Les œuvres sont toujours insuffisantes et peuvent même être contre-productives, si elles ont pour résultat une satisfaction de soi et le sentiment que l’on mérite son salut. Qui parmi nous n’a jamais éprouvé ce sentiment ? Et la notion de mérite n’a pas sa place dans le monde orthodoxe. Le métropolite Antoine de Londres affirmait que si Dieu était juste, nous serions tous condamnés, car nous sommes tous pécheurs. La foi, sans l’humilité, mais aussi sans les œuvres ne permet pas d’atteindre la perfection à laquelle nous sommes appelés.

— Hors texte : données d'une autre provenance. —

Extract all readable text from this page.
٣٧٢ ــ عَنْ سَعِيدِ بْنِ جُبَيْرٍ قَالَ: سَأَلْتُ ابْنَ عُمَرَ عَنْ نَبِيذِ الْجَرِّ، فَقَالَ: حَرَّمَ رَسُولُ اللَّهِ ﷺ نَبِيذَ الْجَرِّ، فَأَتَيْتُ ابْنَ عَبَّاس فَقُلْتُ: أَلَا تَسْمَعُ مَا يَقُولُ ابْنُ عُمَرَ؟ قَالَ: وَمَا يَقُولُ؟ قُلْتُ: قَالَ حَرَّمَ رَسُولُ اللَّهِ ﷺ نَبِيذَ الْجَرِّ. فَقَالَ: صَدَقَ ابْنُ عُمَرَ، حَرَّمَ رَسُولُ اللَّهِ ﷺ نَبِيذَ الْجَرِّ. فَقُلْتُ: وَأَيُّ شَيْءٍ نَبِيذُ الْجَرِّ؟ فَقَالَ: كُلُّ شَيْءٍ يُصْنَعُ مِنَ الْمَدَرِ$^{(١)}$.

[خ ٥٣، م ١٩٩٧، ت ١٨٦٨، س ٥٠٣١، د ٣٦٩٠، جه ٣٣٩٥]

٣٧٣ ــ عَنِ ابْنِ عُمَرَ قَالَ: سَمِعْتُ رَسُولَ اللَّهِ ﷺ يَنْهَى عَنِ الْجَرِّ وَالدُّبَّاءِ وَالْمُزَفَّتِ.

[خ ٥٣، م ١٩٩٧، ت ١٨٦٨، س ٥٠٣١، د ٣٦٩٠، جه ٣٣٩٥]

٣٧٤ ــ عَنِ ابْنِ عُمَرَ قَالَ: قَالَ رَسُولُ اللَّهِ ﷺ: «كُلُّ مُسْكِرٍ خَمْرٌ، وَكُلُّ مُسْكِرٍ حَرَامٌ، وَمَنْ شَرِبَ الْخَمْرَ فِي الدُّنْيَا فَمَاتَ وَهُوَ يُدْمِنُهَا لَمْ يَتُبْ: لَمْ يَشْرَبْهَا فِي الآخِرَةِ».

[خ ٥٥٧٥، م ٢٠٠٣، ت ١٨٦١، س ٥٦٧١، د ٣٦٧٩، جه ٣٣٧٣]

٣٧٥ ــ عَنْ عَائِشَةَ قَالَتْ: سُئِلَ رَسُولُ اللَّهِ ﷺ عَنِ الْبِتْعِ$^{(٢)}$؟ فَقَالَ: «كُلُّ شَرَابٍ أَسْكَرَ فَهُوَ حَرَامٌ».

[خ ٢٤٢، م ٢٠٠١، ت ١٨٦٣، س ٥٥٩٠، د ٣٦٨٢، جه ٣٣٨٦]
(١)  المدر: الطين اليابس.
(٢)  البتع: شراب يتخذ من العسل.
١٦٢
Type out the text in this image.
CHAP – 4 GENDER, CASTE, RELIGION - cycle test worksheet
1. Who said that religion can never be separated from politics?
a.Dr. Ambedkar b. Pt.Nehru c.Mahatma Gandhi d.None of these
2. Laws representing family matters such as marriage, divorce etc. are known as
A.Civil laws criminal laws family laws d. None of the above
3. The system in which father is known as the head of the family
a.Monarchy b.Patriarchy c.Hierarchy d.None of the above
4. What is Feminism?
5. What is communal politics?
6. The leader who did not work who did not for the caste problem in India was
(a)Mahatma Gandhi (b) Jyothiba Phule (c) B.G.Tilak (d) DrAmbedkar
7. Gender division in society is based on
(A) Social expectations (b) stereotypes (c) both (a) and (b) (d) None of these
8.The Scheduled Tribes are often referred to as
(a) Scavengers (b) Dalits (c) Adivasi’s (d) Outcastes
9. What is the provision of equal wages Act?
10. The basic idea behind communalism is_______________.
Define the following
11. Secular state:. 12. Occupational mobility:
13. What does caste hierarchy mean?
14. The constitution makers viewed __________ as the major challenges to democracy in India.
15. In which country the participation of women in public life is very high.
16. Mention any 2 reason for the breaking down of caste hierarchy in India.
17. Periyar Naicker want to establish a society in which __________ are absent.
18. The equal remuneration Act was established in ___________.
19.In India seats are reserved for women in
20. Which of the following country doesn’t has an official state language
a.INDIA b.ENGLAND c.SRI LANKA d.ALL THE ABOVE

Pour éviter le désespoir, il ne reste que l’espérance qui vient compléter la foi – l’espérance ou, dans le meilleur des cas, la certitude, que la mansuétude divine compensera nos innombrables insuffisances. Le père Nikon Vorobiov, un prêtre-moine russe de la première moitié du 20-ème siècle, conseillait à ses enfants spirituels « de faire ce qui était à la mesure de leurs forces, et pour le reste, avec une profonde conscience de leur état de pécheurs, de s’en remettre à la miséricorde de Dieu ».